There are various techniques that can be used to forecast patient expenditure. Regression-based techniques are most popular, including ordinary least squares linear regression (LR) and regularized regression (LASSO). Other methods include random decision forests, neural networks, and gradient boosting machines. 2, 3, 4 With any learning algorithm that is selected, the goal is the same: compute the unknown variables (in our case, future patient spend) based on hidden patterns from the measured data of our predictors. Once the specific algorithm is selected, training of the model will be performed. This involves passing prepared data to the model, where the model can find patterns and make predictions.

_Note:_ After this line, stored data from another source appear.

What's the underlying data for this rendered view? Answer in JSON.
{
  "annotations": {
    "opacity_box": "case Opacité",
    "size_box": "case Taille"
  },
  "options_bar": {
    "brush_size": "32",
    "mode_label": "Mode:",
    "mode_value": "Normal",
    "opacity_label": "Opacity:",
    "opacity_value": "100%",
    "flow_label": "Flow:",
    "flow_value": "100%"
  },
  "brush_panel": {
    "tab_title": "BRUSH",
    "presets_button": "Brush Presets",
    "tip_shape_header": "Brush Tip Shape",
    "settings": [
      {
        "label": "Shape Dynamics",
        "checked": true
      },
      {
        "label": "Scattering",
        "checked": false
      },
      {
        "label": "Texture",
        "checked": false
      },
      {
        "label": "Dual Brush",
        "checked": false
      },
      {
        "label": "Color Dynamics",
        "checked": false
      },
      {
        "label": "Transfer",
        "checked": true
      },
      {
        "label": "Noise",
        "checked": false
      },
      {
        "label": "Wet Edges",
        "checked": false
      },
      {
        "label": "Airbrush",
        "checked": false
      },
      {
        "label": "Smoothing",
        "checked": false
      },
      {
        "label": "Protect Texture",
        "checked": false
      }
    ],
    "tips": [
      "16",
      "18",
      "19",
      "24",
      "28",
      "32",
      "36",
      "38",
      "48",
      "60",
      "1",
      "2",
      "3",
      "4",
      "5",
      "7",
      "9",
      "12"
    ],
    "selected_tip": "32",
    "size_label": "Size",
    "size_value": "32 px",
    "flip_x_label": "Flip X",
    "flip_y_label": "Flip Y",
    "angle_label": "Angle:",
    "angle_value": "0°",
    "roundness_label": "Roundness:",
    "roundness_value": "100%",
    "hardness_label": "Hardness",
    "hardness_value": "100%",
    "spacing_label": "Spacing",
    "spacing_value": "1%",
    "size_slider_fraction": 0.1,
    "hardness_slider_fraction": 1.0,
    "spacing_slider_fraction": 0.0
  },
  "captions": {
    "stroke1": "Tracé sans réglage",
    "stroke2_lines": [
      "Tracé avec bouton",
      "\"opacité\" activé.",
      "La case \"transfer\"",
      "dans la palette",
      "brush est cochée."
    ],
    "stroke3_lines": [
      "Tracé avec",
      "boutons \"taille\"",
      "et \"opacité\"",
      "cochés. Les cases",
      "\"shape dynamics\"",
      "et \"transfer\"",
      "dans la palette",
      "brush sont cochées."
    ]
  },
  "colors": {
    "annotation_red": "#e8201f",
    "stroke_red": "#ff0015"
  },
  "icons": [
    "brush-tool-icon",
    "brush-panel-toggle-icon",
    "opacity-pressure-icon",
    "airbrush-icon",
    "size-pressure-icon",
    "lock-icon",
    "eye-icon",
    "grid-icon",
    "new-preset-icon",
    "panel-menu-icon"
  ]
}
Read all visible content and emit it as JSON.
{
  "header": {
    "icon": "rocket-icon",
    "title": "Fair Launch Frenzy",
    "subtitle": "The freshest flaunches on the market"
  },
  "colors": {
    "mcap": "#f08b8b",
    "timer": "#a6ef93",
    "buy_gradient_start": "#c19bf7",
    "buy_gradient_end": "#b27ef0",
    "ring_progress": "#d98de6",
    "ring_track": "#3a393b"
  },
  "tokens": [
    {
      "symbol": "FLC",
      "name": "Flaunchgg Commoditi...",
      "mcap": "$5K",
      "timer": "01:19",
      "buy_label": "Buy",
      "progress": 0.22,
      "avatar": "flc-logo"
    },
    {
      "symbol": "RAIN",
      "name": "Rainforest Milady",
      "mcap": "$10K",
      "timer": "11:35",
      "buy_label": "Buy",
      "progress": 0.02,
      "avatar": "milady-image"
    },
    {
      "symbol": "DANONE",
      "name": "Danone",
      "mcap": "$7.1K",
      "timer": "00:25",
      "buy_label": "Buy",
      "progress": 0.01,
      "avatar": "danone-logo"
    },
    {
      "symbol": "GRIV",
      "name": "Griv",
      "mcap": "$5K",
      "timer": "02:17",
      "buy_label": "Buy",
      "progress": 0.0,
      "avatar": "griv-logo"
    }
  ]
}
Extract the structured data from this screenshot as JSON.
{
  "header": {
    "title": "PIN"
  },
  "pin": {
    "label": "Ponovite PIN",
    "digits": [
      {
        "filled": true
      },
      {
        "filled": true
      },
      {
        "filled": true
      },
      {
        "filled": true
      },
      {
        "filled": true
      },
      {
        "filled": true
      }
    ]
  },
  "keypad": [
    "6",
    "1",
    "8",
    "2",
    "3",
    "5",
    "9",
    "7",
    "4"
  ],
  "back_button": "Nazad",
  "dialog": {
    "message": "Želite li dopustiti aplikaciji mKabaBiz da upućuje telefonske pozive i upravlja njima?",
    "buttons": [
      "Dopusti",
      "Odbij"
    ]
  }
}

Interpreting Outcomes and Model Performance

Analysis of the model’s performance will be done by passing unseen data to the model. Model performance can be evaluated based on a few factors, including calibration (i.e. agreement between predicted and observed outcomes), classification (i.e. sensitivity and specificity), and clinical usefulness (i.e. if it is possible to make better decisions with the model than without).2

One challenge with these models is managing the risk of bias. In our case, we plan to use the Prediction model Risk of Bias Assessment Tool (PROBAST) to address this.5 PROBAST is a well-documented tool that has been previously utilized to identify any possible biases in participants, predictors, outcome, or analysis. Once any final tuning to the model has been made, the model is ready to make predictions.

What This Means for Pearl

With machine learning models, Pearl can forecast patient spending, identify those who are likely to become HCHN in the near future, and assist PCPs in making intelligent decisions about which patients may benefit most from their attention. This can contribute to solving the broader challenge of successfully intervening and improving patient outcomes — i.e., not just finding out who’s at risk, but figuring out how to help. Doing so will benefit both the PCP and the patient. With these models, Pearl can assist physicians in the clinical decision process and bring treatments to patients who need it most when they need it most. As a result, patient care may be significantly improved, as these models allow for earlier and more effective interventions.

Risk prediction models are incredibly useful tools that recognize the underlying patterns common to patients who will go on to become HCHN. At Pearl, these machine learning models allow us to look towards the future and target intervention on patients when it’s most impactful, improving outcomes and lowering spend.

Our Technology

Platform and services that empower providers to deliver better quality care at a lower cost
  1. Everything you need to know about risk prediction models. Express Analytics.” Express Analytics. September 2, 2022.
  2. Ursula de Ruijter MD, et al. “Prediction Models for Future High-Need High-Cost Healthcare Use: A Systematic Review.” Journal of General Internal Medicine, January 11, 2022.
  3. Chengliang Yang, et al. “Machine learning approaches for predicting high cost high need patient expenditures in health care.” BioMedical Engineering OnLine, November 20, 2018.
  4. Andrew W. Huang, et al. “Multivariable Prediction Models for Health Care Spending Using Machine Learning: A Protocol of a Systematic Review.” Diagnostic and Prognostic Research, March 24, 2022.
  5. Robert F. Wolff, et al. “PROBAST: A Tool to Assess the Risk of Bias and Applicability of Prediction Model Studies.” Annals of Internal Medicine, January 1, 2019.